Joke #2 Original estimated cost: $14 Billion – Now closer to $22 Billion!
A so-called “nuclear renaissance” was underway with more than thirty new reactors proposed, more than half here in the Southeast. Only four actually made it past the planning stages and to construction: two at Vogtle and two at SCANA’s V.C. Summer in South Carolina. And in Vogtle’s case, what was originally estimated at being a $14 billion project is now closer to $22 billion.
Significant “carrots” had to be dangled in front of the utilities, including a new, streamlined licensing process. Not surprisingly, Southern Company nabbed them all: public-private cost sharing for the licensing of the reactors, billions of dollars in taxpayer-backed federal loan guarantees, federal production tax credits worth over a billion dollars, and anti-consumer state legislation that passed (with the help of an army of lobbyists) in 2009. That piece of legislation was Senate Bill 31, or “Georgia’s Nuclear Energy Financing Act,” which allows Georgia Power to (we think unfairly) charge their customers in advance for the financing costs of the new reactors.
Because of the delay, those financing costs now represent the largest share of the cost overruns of the project. (For Georgia Power customers, look at your monthly electric bill; you’re paying just over 9.7 percent, which will increase. This collection started in 2011 at just over 5 percent.)
In 2015, the Georgia Public Service Commission Staff developed an estimate of the impact of the 39-month delay on residential ratepayers’ bills. A residential customer with average monthly usage of approximately 1,000 kWh will pay approximately $319 during the delay period of April 2016 through June 2020 for additional financing cost and replacement fuel cost, an average of $6.26 per month.
Georgia Power says this pre-payment scheme would save customers money. But according to PSC expert witnesses, the project is so off-track that any of the purported benefits, which were originally in the billions of dollars, have been completely negated.

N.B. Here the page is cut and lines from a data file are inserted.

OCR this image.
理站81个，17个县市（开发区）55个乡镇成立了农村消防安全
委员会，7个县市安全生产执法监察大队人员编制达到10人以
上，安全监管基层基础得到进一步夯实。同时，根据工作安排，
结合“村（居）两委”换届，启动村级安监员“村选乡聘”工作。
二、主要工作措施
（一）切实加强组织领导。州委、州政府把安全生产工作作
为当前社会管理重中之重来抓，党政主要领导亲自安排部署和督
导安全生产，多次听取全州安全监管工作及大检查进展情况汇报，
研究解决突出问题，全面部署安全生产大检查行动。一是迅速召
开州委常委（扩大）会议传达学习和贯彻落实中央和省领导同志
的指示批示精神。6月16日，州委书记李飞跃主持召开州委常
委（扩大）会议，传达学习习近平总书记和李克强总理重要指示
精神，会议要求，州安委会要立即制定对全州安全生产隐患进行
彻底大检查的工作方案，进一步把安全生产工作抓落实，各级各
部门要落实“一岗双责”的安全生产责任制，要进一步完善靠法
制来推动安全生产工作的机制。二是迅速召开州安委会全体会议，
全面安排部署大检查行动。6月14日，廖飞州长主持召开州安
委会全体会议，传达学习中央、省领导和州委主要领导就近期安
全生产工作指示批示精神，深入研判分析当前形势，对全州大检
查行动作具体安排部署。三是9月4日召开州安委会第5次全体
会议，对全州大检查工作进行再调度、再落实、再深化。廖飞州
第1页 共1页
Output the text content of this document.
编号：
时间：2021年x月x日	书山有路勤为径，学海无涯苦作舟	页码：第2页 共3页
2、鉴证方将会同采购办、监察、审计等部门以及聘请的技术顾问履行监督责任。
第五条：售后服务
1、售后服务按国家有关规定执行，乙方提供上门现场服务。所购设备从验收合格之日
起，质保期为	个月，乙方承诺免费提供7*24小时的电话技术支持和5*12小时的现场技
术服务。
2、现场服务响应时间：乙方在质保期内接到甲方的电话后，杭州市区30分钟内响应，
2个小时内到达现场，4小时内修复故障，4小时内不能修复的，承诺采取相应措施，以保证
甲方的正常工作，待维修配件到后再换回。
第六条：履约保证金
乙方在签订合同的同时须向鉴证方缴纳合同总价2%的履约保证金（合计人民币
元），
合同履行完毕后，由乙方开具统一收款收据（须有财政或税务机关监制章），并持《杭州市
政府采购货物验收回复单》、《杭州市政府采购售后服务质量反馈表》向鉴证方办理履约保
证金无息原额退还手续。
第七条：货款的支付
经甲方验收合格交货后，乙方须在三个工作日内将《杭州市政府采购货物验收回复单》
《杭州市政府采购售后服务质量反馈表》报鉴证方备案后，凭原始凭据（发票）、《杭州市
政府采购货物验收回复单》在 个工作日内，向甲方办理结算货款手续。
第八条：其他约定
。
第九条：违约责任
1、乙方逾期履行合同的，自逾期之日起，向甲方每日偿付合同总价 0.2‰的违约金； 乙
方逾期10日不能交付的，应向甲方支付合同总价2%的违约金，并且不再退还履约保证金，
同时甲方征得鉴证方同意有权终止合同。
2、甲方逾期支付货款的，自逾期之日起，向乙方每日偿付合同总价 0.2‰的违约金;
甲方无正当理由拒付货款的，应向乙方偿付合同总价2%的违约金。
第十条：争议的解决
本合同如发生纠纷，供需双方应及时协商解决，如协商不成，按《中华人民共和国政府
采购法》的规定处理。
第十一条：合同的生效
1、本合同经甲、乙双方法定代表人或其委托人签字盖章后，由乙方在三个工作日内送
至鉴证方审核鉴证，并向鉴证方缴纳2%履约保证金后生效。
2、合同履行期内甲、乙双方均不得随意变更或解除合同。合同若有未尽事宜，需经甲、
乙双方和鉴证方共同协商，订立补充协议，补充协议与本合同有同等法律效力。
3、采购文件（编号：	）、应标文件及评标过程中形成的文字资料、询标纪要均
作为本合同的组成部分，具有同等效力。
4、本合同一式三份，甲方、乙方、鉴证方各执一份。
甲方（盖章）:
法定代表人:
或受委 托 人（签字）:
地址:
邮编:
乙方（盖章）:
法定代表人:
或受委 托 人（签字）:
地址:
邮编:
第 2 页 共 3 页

Unfortunately, House Bill 931 sponsored by Rep. Karla Drenner failed to receive a vote by the Georgia State Legislature this session (as did her resolution to study the issue, a very modest request given the billions of dollars at stake). If passed, her bill would not have allowed Georgia Power to collect the financing cost surcharge after it should have ended in March 2017. An estimated $2.4 billion in financing costs is associated with the current 39-month delay. During the 13th Vogtle Construction Monitoring (VCM) hearing in December, SACE was able to confirm that the approximately 46 percent tax gross up rate should be included, which amounts to an additional $1.264 billion in financing costs. Hopefully in next year’s session the Legislature can wake up and stop being duped by the big power companies.
Joke #3: Several years and billions of dollars later, the reactors are still not done! Meanwhile Georgia Power considers building even more nukes!
And if the current construction problems involving Plant Vogtle aren’t enough, Georgia Power is actually considering building even more water-intensive reactors, potentially in Stewart County along the Chattahoochee River. (Additional reactors at Vogtle might be the more likely location.)
Stay tuned about upcoming proceedings before the PSC for Plant Vogtle that may shed some more light. Georgians can’t afford to have nuclear power’s history repeated for a third time. April Fool’s is only one day a year. But the effects of poor energy planning coupled with anti-consumer state legislation negatively affects generations. The “renaissance” is over. Consumers need to stand up, speak out and stop being fooled before it’s too late — again.